10.11.08

Word: Mimicry

1. a. The action, practice, or art of copying or closely imitating, or (in early use) of reproducing through mime; esp. imitation of the speech or mannerisms of another in order to entertain or ridicule.
b. An act, instance, or mode of copying or imitating; a product of imitation, a copy.
2. Biol. The close external resemblance of an animal or plant (or part of one) to another, or to an inanimate object; a similar resemblance between parts or features.

Mimicry in Bhabha's essay is defined through its ambivalence, or doubt, where the "other" gains its power through the duplicity of visualization in regards to colonialism. Bhabha discusses James Mills's History of India with Christianity being introduced into India's caste system, where Christianity acts as a form of "social control. Mills quotes, "that 'partial reform' will produce an empty form of 'the imitation [my emphasis' of English manners which will induce them [the colonial subjects] to remain under our protection.'"

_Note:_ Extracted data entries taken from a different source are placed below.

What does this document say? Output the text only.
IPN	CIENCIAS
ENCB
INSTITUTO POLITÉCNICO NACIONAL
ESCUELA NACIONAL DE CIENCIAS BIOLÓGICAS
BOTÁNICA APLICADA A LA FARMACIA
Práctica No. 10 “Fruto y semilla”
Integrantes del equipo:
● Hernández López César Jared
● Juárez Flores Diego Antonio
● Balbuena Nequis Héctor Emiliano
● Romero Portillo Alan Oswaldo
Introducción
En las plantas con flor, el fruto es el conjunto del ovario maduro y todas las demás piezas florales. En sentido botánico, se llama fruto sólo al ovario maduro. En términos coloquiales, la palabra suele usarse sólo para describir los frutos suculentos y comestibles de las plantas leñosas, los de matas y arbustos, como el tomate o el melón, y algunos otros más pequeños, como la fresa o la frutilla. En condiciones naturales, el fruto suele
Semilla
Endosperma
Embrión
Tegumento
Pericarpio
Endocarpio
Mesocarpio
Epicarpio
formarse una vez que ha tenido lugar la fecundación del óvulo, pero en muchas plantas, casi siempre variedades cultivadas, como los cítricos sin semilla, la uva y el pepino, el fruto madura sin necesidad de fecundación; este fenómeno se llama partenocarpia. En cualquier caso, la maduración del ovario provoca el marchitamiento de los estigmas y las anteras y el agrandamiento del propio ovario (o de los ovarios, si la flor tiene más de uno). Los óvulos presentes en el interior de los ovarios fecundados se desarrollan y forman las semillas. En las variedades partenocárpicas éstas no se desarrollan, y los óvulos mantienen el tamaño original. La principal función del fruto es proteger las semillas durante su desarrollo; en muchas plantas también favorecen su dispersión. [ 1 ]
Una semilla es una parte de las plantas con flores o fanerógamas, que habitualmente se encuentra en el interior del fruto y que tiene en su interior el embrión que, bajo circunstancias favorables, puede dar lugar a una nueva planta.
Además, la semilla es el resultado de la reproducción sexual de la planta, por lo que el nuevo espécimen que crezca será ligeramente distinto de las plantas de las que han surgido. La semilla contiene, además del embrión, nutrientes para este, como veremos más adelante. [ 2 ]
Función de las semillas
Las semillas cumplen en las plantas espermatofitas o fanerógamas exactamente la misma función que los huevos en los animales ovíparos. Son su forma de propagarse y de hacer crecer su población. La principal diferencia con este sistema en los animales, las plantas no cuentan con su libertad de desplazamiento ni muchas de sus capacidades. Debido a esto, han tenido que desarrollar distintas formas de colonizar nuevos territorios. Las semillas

Bhabha goes on to discusses how "mimicry repeats rather than re-presents" and how the "menace of mimicry is double vision which in disclosing the ambivalence of colonial discourse also disrupts its authority."
I couldn't help but think of Freud's Uncanny when reading Bhabha's Of Mimicry and Men in the form of the doppelganger and the double. However here the fear isn't finding an imitation of oneself, but by juxtaposing English culture, religion and mannerisms onto another culture, in order to "civilize" it.